Segundo o INEP, apenas 21% dos docentes universitários são negros. Esse apagamento na formação produz apagamentos na mídia e cria um ciclo que se retroalimenta, no qual pessoas negras são sistematicamente excluídas da produção, da análise e da interpretação da própria realidade brasileira.

Nesse cenário, o jornalismo de soluções apresenta um caminho necessário. Ele questiona a lógica das narrativas de morte e rompe com a pedagogia do desespero que marca a forma como a juventude negra costuma aparecer nas manchetes. Em vez de se limitar ao problema, investiga respostas, analisa contextos, examina evidências e identifica iniciativas que já funcionam nos territórios. Essa abordagem não suaviza a dor histórica; pelo contrário, aprofunda o diagnóstico ao demonstrar onde e por que determinadas soluções funcionam, permitindo que sejam replicadas.

Para jovens negros, costuma ser a primeira vez que se veem como protagonistas de narrativas que os reconhecem para além da violência.

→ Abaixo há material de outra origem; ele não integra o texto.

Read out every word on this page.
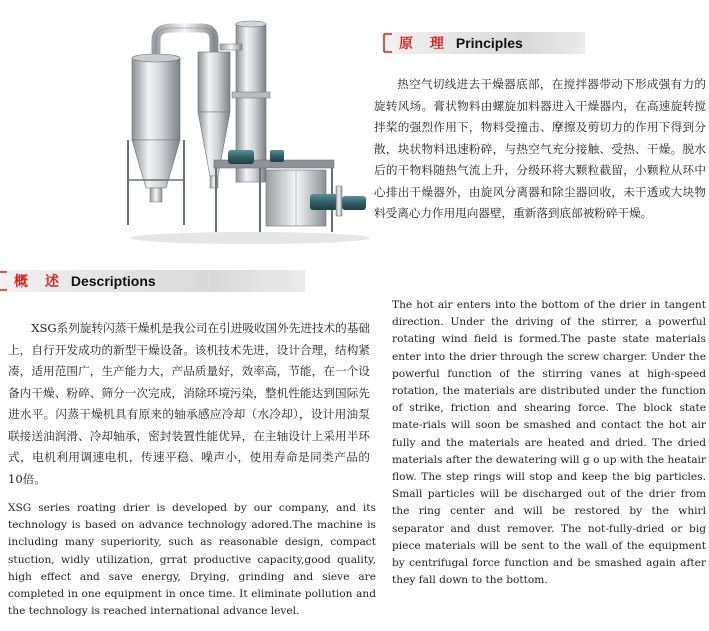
原 理 Principles
热空气切线进去干燥器底部，在搅拌器带动下形成强有力的旋转风场。膏状物料由螺旋加料器进入干燥器内，在高速旋转搅拌桨的强烈作用下，物料受撞击、摩擦及剪切力的作用下得到分散，块状物料迅速粉碎，与热空气充分接触、受热、干燥。脱水后的干物料随热气流上升，分级环将大颗粒截留，小颗粒从环中心排出干燥器外，由旋风分离器和除尘器回收，未干透或大块物料受离心力作用甩向器壁，重新落到底部被粉碎干燥。
概 述 Descriptions
XSG系列旋转闪蒸干燥机是我公司在引进吸收国外先进技术的基础上，自行开发成功的新型干燥设备。该机技术先进，设计合理，结构紧凑，适用范围广，生产能力大，产品质量好，效率高，节能，在一个设备内干燥、粉碎、筛分一次完成，消除环境污染，整机性能达到国际先进水平。闪蒸干燥机具有原来的轴承感应冷却（水冷却），设计用油泵联接送油润滑、冷却轴承，密封装置性能优异，在主轴设计上采用半环式，电机利用调速电机，传速平稳、噪声小，使用寿命是同类产品的10倍。
The hot air enters into the bottom of the drier in tangent direction. Under the driving of the stirrer, a powerful rotating wind field is formed.The paste state materials enter into the drier through the screw charger. Under the powerful function of the stirring vanes at high-speed rotation, the materials are distributed under the function of strike, friction and shearing force. The block state mate-rials will soon be smashed and contact the hot air fully and the materials are heated and dried. The dried materials after the dewatering will g o up with the heatair flow. The step rings will stop and keep the big particles. Small particles will be discharged out of the drier from the ring center and will be restored by the whirl separator and dust remover. The not-fully-dried or big piece materials will be sent to the wall of the equipment by centrifugal force function and be smashed again after they fall down to the bottom.
XSG series roating drier is developed by our company, and its technology is based on advance technology adored.The machine is including many superiority, such as reasonable design, compact stuction, widly utilization, grrat productive capacity,good quality, high effect and save energy, Drying, grinding and sieve are completed in one equipment in once time. It eliminate pollution and the technology is reached international advance level.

Ao criar uma formação gratuita voltada à juventude negra, sabíamos que não estávamos apenas oferecendo um curso. Estávamos intervindo em um ecossistema que normalizou a ausência negra nas redações e na comunicação. Os resultados já estão sendo expressivos: todas as avaliações registraram nota máxima. E mais importante do que isso, os estudantes identificaram nas instrutoras e instrutores -jornalistas, cineastas, pesquisadoras – aquilo que raramente viram na escola ou na universidade: um espelho possível.

A principal lição do workshop é que, quando jovens negros têm acesso a espaços de formação conduzidos por profissionais negros, com rigor técnico, metodologias acessíveis e linguagem que reconhece suas identidades, eles permanecem, produzem e transformam. Os dados confirmam a existência de uma demanda reprimida por formações que unam técnica jornalística, vivência periférica, consciência racial e ferramentas digitais. No Brasil, infelizmente, esse tipo de iniciativa ainda é exceção especialmente nos espaços formais de educação.

É por isso que defendo que experiências como o “Soluções na Prática” precisam se tornar política pública. O Estado brasileiro nunca garantiu equidade racial no acesso à formação em comunicação, e a mídia tradicional continua falhando ao representar de maneira digna as populações negras. J

ovens negros seguem sub-representados nos cursos de jornalismo, nos estágios, nas redações e nos cargos de liderança. E quando conseguimos oferecer ferramentas técnicas a essa juventude, o impacto ultrapassa o campo da comunicação: ele se traduz em autoestima, cidadania, empregabilidade, empreendedorismo e fortalecimento comunitário.

A juventude negra não precisa que falem por ela; precisa que lhe deem condições para falar.

Ao final da primeira etapa da edição da primeira turma do “Soluções na Prática”, ficou evidente que estamos diante de uma oportunidade histórica: formar comunicadores negros capazes de produzir narrativas que enfrentam desigualdades ao mesmo tempo em que constroem futuros possíveis.

Não se trata de preencher lacunas; trata-se de reconstruir o próprio fundamento da comunicação brasileira. O país que se orgulha de sua diversidade não pode seguir com redações que não refletem sua maioria. E o jornalismo que pretende ser relevante no século XXI não pode ignorar a potência criativa, intelectual e política das juventudes negras.

Formá-las não é caridade. É estratégia. É responsabilidade. É futuro!